As an example of one possible approach, Kirzner points to what he calls his Easy Chair Portfolio. It consists of a simple blend of mostly exchange-traded index funds that span all the major asset classes. To follow the Easy Chair system, Boyson would place 30% of his money in five-year Government of Canada bonds (TSX:XGV), 20% in a money-market fund, 30% in a fund that tracks the S&P/TSX 60 index (TSX:XIU), 10% in a fund that tracks the S&P 500 index in the U.S. (TSX:XSP) and the final 10% in an index that tracks markets in Europe, Australia and the Far East (TSX:XIN).
Kirzner figures this portfolio should yield Boyson 3.6% after tax in a typical year. That translates into $46,800 net a year for the Boysons—a bit more than the $45,000 they feel they need to maintain their lifestyle. But Kirzner cautions that the actual amount will vary from year to year—and that’s where a good financial adviser could pay off, by helping to keep Boyson on track during down periods.
Rodgers agrees with Kirzner that it’s difficult to manage a portfolio yourself; she, too, recommends Boyson find a good adviser. But she suggests that he steer clear of the normal run of financial planners or stockbrokers, because they will only put him into a prepackaged assortment of mutual funds or pooled funds.
Given the size of his portfolio, she advises Boyson to go directly to an investment counseling firm. These firms manage portfolios on a discretionary basis—in other words, they make all the investment decisions for their clients. Most investment counselors have the Chartered Financial Analyst designation, the most respected qualification in the field, and are proficient at developing custom portfolios for clients.
By going to an investment counselor, Boyson will be dealing with the person who is actually making the investment decisions on his portfolio. He can hold the counselor directly accountable for his portfolio’s performance, instead of dealing with a financial planner, who is essentially nothing more than a middleman between the client and the actual money manager.
Boyson can look for prospective investment counselors by going to the Investment Counsel Association of Canada Web site at www.investmentcounsel.org. There, he will find a membership directory with profiles of various firms. If he wants, he can contact those firms directly and ask for proposals.
Since the search can be complicated, he may want to hire a professional consultant, like Ernst & Young Investment Advisers or Rodgers’ own company, to help him sift through the myriad of counselors out there. “A consultant can put together a list of reputable counselors for him,” says Rodgers. “A consultant can also take him through the interviewing process and, eventually, the hiring process.”
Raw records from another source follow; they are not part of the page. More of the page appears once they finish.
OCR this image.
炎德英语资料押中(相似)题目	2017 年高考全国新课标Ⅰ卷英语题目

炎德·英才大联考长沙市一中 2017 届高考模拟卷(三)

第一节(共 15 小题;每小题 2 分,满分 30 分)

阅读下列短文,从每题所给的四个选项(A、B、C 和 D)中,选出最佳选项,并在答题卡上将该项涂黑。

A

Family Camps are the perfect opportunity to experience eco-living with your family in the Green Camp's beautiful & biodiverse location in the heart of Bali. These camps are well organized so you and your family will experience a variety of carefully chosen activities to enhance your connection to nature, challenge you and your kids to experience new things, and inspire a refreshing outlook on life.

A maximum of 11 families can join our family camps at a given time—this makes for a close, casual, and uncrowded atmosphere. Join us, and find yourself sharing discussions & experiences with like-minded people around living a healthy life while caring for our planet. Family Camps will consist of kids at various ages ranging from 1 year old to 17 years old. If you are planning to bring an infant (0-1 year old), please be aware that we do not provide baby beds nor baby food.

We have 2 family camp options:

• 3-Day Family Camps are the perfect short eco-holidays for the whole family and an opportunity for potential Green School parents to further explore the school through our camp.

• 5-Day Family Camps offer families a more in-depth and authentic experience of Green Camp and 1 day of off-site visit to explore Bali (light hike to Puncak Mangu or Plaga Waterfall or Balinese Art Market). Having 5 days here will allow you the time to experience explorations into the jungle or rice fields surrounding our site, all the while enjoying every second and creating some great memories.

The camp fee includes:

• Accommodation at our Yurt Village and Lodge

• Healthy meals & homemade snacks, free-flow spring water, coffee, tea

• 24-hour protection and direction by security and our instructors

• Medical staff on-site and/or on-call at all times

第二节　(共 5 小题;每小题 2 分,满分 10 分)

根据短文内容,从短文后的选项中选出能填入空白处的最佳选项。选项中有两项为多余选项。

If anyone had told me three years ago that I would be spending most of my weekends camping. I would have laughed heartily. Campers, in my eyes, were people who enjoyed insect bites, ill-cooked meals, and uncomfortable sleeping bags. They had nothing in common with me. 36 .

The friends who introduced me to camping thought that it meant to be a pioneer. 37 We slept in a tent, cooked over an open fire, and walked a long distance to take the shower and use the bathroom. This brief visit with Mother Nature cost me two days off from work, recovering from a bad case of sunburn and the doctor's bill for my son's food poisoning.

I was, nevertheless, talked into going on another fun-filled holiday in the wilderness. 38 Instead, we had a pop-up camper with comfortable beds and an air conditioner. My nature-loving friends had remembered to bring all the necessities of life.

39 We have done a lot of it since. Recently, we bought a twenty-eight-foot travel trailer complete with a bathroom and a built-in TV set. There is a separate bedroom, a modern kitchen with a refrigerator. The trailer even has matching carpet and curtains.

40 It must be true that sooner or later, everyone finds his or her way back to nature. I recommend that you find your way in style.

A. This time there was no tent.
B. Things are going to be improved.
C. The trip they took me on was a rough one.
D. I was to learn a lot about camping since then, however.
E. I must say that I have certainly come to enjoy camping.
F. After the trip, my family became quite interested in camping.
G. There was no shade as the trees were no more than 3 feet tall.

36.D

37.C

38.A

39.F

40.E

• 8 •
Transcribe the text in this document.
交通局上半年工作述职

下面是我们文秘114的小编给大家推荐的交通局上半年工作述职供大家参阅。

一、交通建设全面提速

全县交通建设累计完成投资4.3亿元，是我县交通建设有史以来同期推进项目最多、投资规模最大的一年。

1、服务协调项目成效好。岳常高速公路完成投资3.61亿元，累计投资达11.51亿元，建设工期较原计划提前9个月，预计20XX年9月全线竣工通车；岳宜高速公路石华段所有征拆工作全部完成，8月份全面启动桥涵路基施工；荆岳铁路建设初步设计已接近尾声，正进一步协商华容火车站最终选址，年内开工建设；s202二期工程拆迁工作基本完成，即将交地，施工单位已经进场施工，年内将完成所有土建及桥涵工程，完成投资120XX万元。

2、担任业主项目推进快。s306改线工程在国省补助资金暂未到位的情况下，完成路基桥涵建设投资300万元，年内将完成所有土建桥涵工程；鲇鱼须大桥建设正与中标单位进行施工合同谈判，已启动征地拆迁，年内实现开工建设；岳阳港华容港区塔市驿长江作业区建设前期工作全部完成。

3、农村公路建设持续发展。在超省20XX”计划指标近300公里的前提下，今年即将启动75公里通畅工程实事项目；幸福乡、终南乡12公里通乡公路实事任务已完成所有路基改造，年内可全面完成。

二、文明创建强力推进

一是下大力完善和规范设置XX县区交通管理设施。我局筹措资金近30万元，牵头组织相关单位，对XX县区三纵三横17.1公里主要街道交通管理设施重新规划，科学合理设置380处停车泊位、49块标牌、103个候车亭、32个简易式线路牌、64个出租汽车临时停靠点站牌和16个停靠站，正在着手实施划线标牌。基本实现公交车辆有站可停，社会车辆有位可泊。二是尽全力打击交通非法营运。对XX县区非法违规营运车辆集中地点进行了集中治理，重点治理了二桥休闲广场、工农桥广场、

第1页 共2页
Boyson should expect to pay a consultant about $6,000 to perform an organized search for a good counselor and to help in the initial portfolio implementation, says Rodgers. After that, Boyson should expect to pay his counselor an annual fee of about 1.25%, which includes a custodial charge of 0.25%. “What you are paying for when you pay a management fee is risk control,” explains Rodgers. “You’re not hiring a manager to make you a lot of money. You’re hiring him to keep what you’ve made. You want a manager you can stay with for the next 20 years—not for the next 18 months.”